Network Protocols HOW-TO by Phil Ward

In Audio, Audio Product News, home_pageby Media

Network protocols are a key topic for discussion for House of Worship techs, with their significant cost-savings and added flexibility. One of the latest products to offer networked digital audio transport is also one of the simplest: Dante Via™, a software package developed by Audinate®, the company behind the ubiquitous Dante™ networking protocol.

Dante is a rapidly emerging digital audio-over-IP transport protocol; initial take-up has been enthusiastic in the live and installed sound sector, with broadcast and other markets too expressing growing interest. Its take-up by pro audio manufacturers has been astounding. With 300 partners now on board, placing over 750 Dante-enabled products on the current market, support for the protocol shows no sign of abating. It has been described as ‘next-generation CobraNet.’

Renowned consultant Roland Hemming. “One of the things I like about Dante is that you don’t have to have any specific hardware,” he says. “The economic models for the other protocols demand that the inventors and manufacturers sell the silicone to third parties, such as Peavey.

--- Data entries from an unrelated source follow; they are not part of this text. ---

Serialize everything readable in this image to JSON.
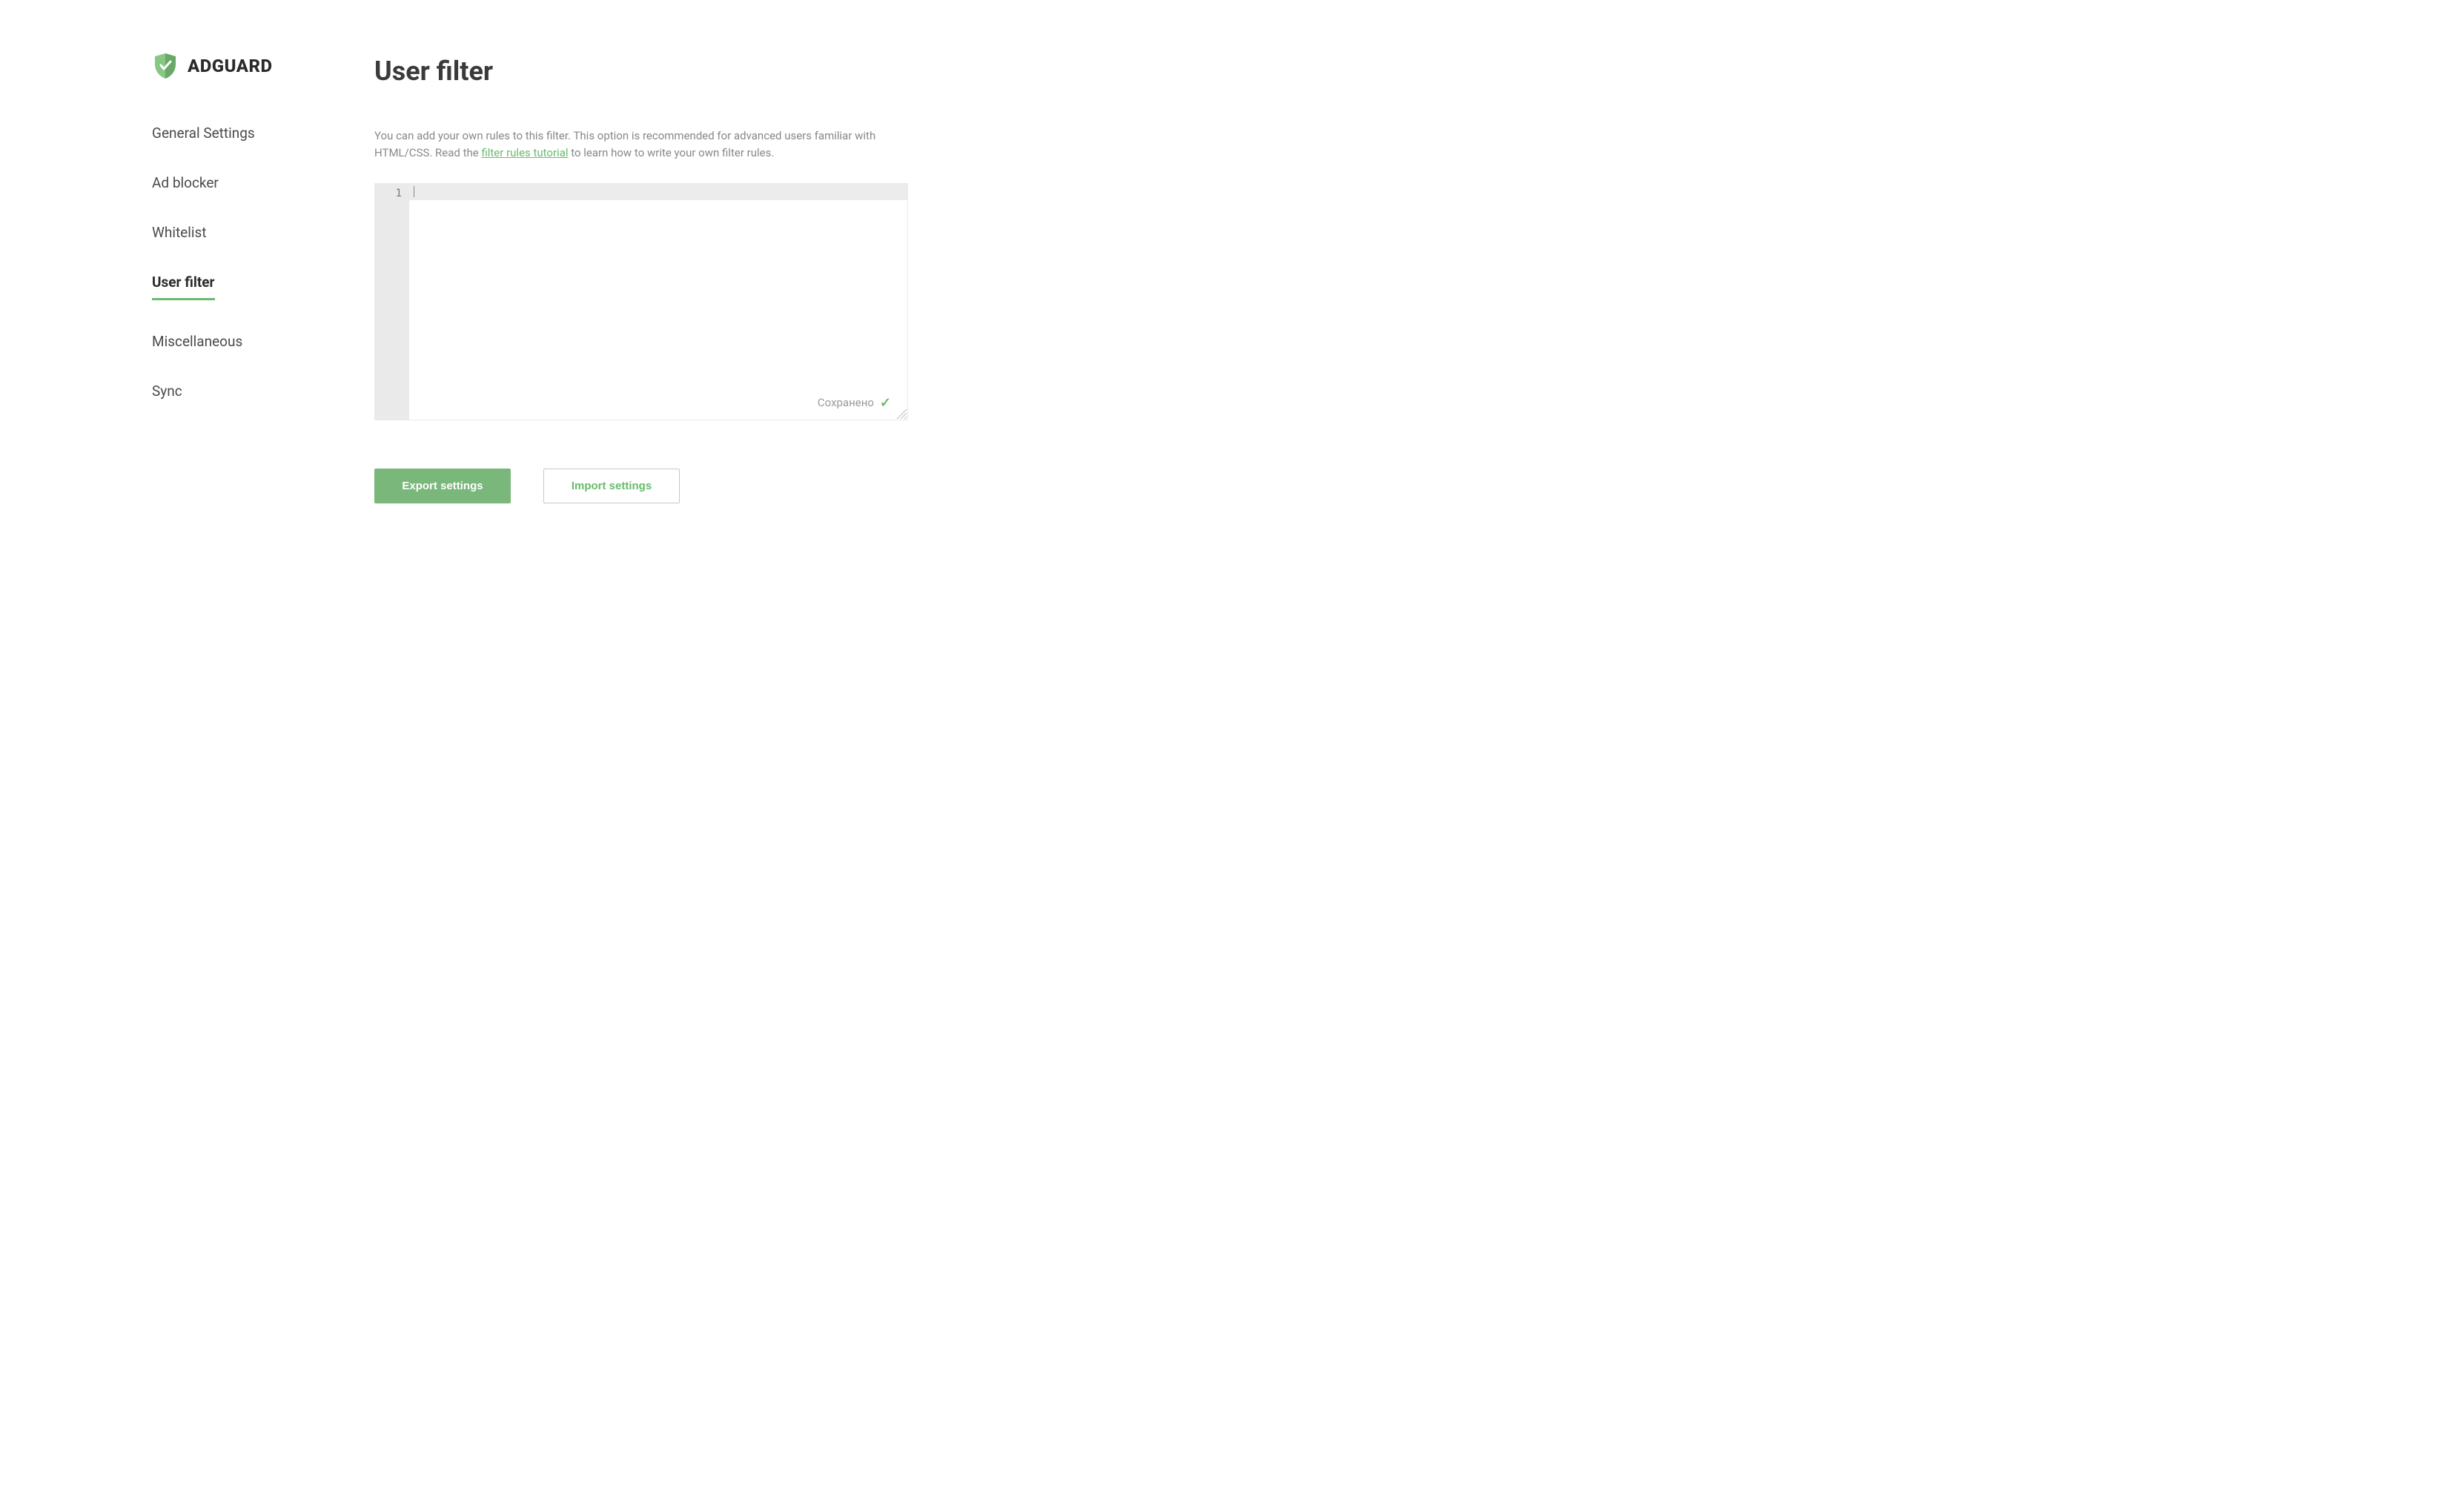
{
  "brand": {
    "name": "ADGUARD"
  },
  "sidebar": {
    "items": [
      {
        "label": "General Settings"
      },
      {
        "label": "Ad blocker"
      },
      {
        "label": "Whitelist"
      },
      {
        "label": "User filter"
      },
      {
        "label": "Miscellaneous"
      },
      {
        "label": "Sync"
      }
    ],
    "active_index": 3
  },
  "page": {
    "title": "User filter",
    "description_pre": "You can add your own rules to this filter. This option is recommended for advanced users familiar with HTML/CSS. Read the ",
    "description_link": "filter rules tutorial",
    "description_post": " to learn how to write your own filter rules."
  },
  "editor": {
    "line_number": "1",
    "content": "",
    "saved_label": "Сохранено"
  },
  "buttons": {
    "export": "Export settings",
    "import": "Import settings"
  }
}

Dante becomes part of its customers’ devices, delivered as a finished package and no further headaches. Audinate does this, but also has software drivers: Dante can be run directly on your PC or Mac, which opens it up to a wider market. It has lower propagation delay, too.”

The software package Dante Via comes along on the back of this solid groundwork, promising to infiltrate even non-networked sound cards and upgrade them for access to this growing population. The key to it is Dante Via’s ability to build bridges between existing standard soundcards, giving the user the choice of which components to upgrade rather than having to invest wholesale in a completely new platform.

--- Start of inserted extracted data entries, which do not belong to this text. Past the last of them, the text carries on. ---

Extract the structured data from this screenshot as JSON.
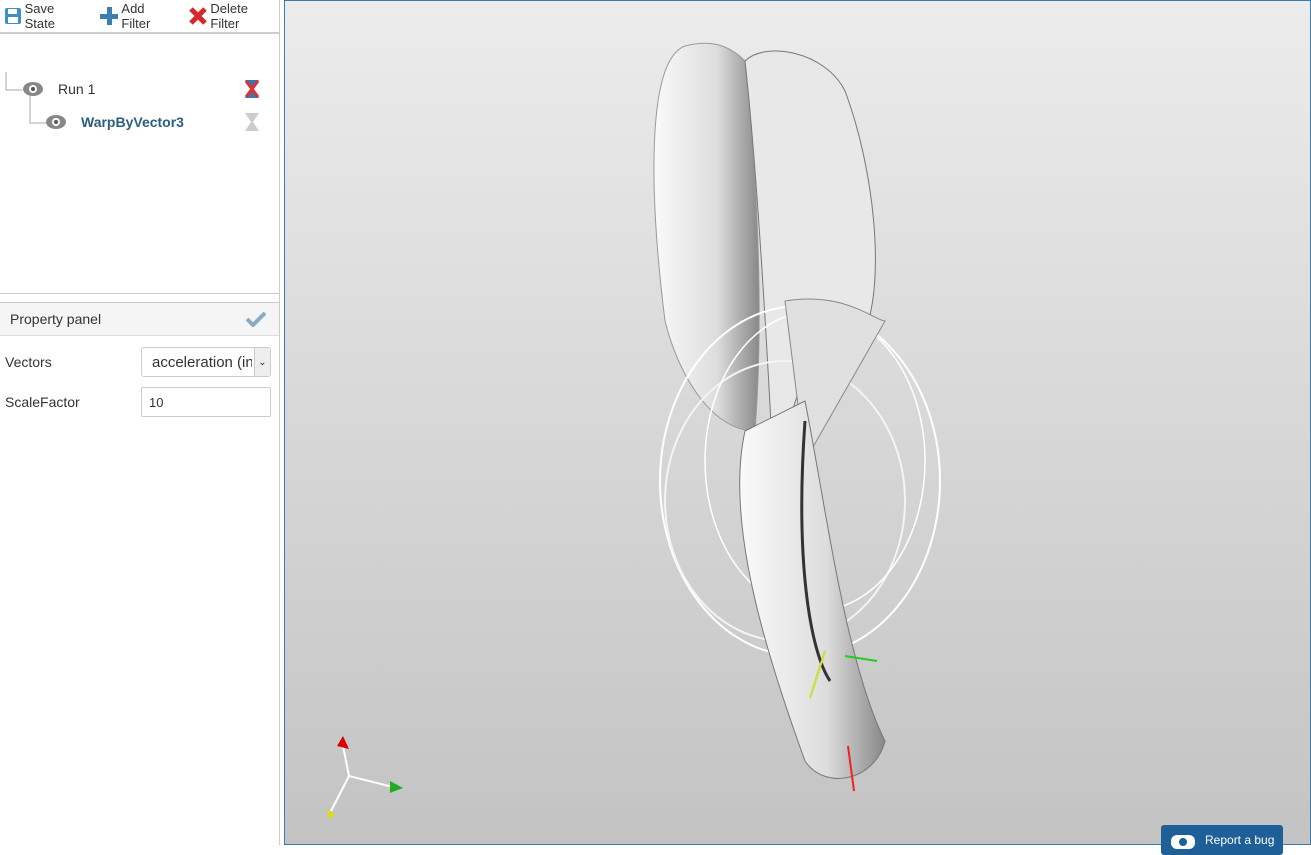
{
  "toolbar": {
    "save": "Save State",
    "add": "Add Filter",
    "delete": "Delete Filter"
  },
  "pipeline": [
    {
      "label": "Run 1"
    },
    {
      "label": "WarpByVector3"
    }
  ],
  "property_panel": {
    "title": "Property panel",
    "fields": [
      {
        "label": "Vectors",
        "value": "acceleration (in"
      },
      {
        "label": "ScaleFactor",
        "value": "10"
      }
    ]
  },
  "report_bug": "Report a bug",
  "colors": {
    "accent": "#1d5f96",
    "link": "#2a5f80"
  }
}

With Via, users can send audio between two Via-equipped PCs and Macs using their existing network — but it also allows audio to be sent-and-received by your computer from the Dante network. Allowing users to ‘plug the virtual gap’, enables unique engineering creations — such as low-cost ways of creating overflow spaces, monitoring single Dante channels, and pushing specific feeds from computers to various Dante devices. You can also isolate specific computer applications and have them play-out over Dante, without other applications’ sounds (e.g. system notifications, Skype etc.) chiming in.

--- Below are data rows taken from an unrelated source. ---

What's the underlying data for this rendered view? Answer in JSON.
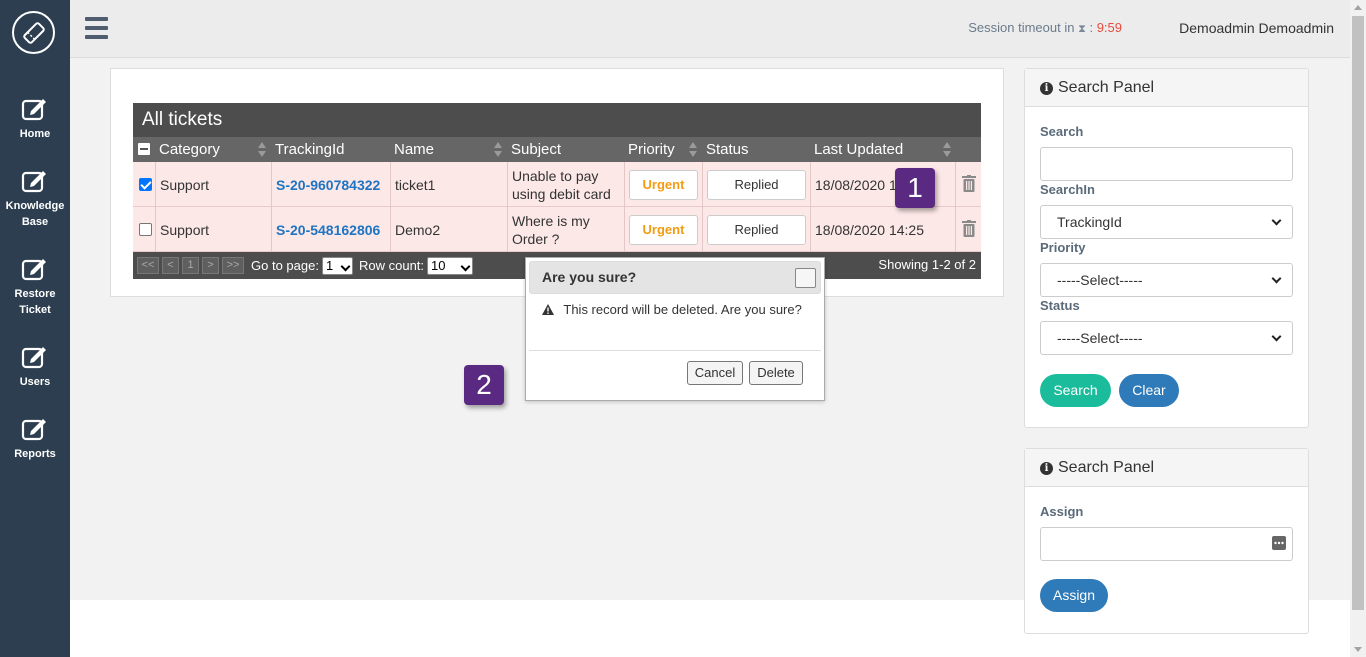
{
  "sidebar": {
    "items": [
      {
        "label": "Home"
      },
      {
        "label": "Knowledge Base"
      },
      {
        "label": "Restore Ticket"
      },
      {
        "label": "Users"
      },
      {
        "label": "Reports"
      }
    ]
  },
  "topbar": {
    "session_label": "Session timeout in",
    "session_sep": ":",
    "session_time": "9:59",
    "user": "Demoadmin Demoadmin"
  },
  "grid": {
    "title": "All tickets",
    "columns": [
      "Category",
      "TrackingId",
      "Name",
      "Subject",
      "Priority",
      "Status",
      "Last Updated"
    ],
    "rows": [
      {
        "checked": true,
        "category": "Support",
        "tracking": "S-20-960784322",
        "name": "ticket1",
        "subject": "Unable to pay using debit card",
        "priority": "Urgent",
        "status": "Replied",
        "updated": "18/08/2020 1"
      },
      {
        "checked": false,
        "category": "Support",
        "tracking": "S-20-548162806",
        "name": "Demo2",
        "subject": "Where is my Order ?",
        "priority": "Urgent",
        "status": "Replied",
        "updated": "18/08/2020 14:25"
      }
    ],
    "pager": {
      "first": "<<",
      "prev": "<",
      "page": "1",
      "next": ">",
      "last": ">>",
      "goto_label": "Go to page:",
      "goto_value": "1",
      "rowcount_label": "Row count:",
      "rowcount_value": "10",
      "showing": "Showing 1-2 of 2"
    }
  },
  "markers": {
    "m1": "1",
    "m2": "2"
  },
  "dialog": {
    "title": "Are you sure?",
    "message": "This record will be deleted. Are you sure?",
    "cancel": "Cancel",
    "delete": "Delete"
  },
  "search_panel": {
    "title": "Search Panel",
    "search_label": "Search",
    "search_value": "",
    "searchin_label": "SearchIn",
    "searchin_value": "TrackingId",
    "priority_label": "Priority",
    "priority_value": "-----Select-----",
    "status_label": "Status",
    "status_value": "-----Select-----",
    "search_btn": "Search",
    "clear_btn": "Clear"
  },
  "assign_panel": {
    "title": "Search Panel",
    "assign_label": "Assign",
    "assign_btn": "Assign"
  },
  "colors": {
    "sidebar": "#2c3e50",
    "session_time": "#e74c3c",
    "link": "#1f74c2",
    "urgent": "#f39c12",
    "search_btn": "#1abc9c",
    "clear_btn": "#2f7ab8",
    "marker": "#5a2a82"
  }
}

It’s easy to see how Dante Via can streamline audio around any HOW center with multiple rooms, multimedia ministry dimensions or just complex architecture that would stretch more traditional installation techniques to the limit. Lee Fields, for example, is the sound engineer for Bayside Church in California as well as being an experienced FOH guy, handling Lincoln Brewster’s tour sound. Bayside’s four separate campuses in the areas across Sacramento and Roseville play host to an endlessly varied schedule of worship events and meetings, each of which seems to want something different from the audio infrastructure every time a congregation gets together.

“Any product that takes advantage of the hardware you already have, like Via does, eliminates something really important for churches,” Fields says, “and that’s cost. We can say ‘yes’ to so many requests because we’re not necessarily running a new audio network or a new device. At the same time, it really inspires creativity because it removes the barriers to the flow of audio that previously existed.”

Through such an easy gateway, there’s every chance that HOW users among many others will gain confidence in the whole concept of networking and use Dante Via as a stepping stone into a more advanced understanding of its techniques – which, quite naturally, can only enhance production and inspire creativity still further. As an introduction to Dante itself, maybe Via will go some way to alleviating the protocol panic that all that choice foments – with a good deal less pressure on the purse, too.

Phil Ward is a veteran AV writer with over 20 years’ experience in the pro audio industry, having also edited Pro Sound News Europe, the launch of Installation Europe and Pro Sound News Asia. He now writes regularly for PSNEurope, Lighting & Sound International, Lighting & Sound America and Pro Audio Asia/Middle East, and makes occasional contributions to Mondo, AV Magazine, RedShark, InAVate and other industry media forums.